Document your Documents!
Wednesday, October 26th, 2005Large organisations tend to project this aura of capability. You want to feel that once you give them a paper or a payment, it will be filed away safely in their systems.
Well, last month Workcover lost the record of a payment I’d made in person at their city office by EFTPOS. The lady at the counter remembered me making the payment, yet I still had to go home and post them a copy of the receipt I’d received at the time.
Yesterday, I found out by accident that the Australian Tax Office had lost a form I’d sent to them in January. Fortunately for me, they’d sent me a letter at the time confirming they received the form. I guess they don’t file their outgoing letters too well either. So I had to post them back a copy of this letter they’d sent me to confirm that I’d actually submitted the form.
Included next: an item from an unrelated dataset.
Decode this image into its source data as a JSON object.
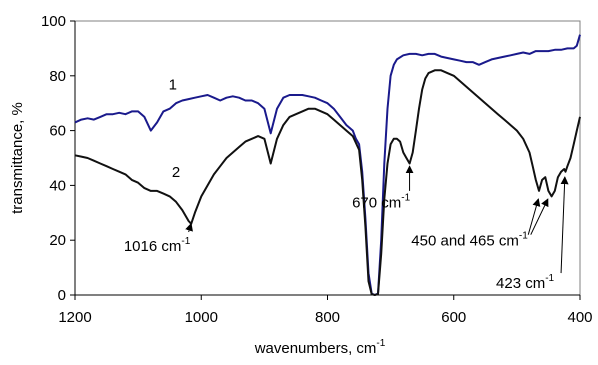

A friend made a payment of a fine to the SA Police using their credit card facility. Credit card, right? Multiple records and audit trails, right - in his accounts, their accounts, and the credit card company’s accounts. Well the record got lost going from their billing system to their accounting system, and they were giving him a truly nasty time, threating court, and demanding copious stat decs and documents from his employer and bank, when a simple call to the credit card company or their own database manager would have solved the issue.
Spot the common thread yet? All three bunglers are Australian government organisations.
The moral of the story is, document your documents. When they come in, when they go out. I now endeavour to scan copies of all my outgoing mail, and a good chunk of my incoming mail. Finding yourself on the wrong side of the red tape really sucks.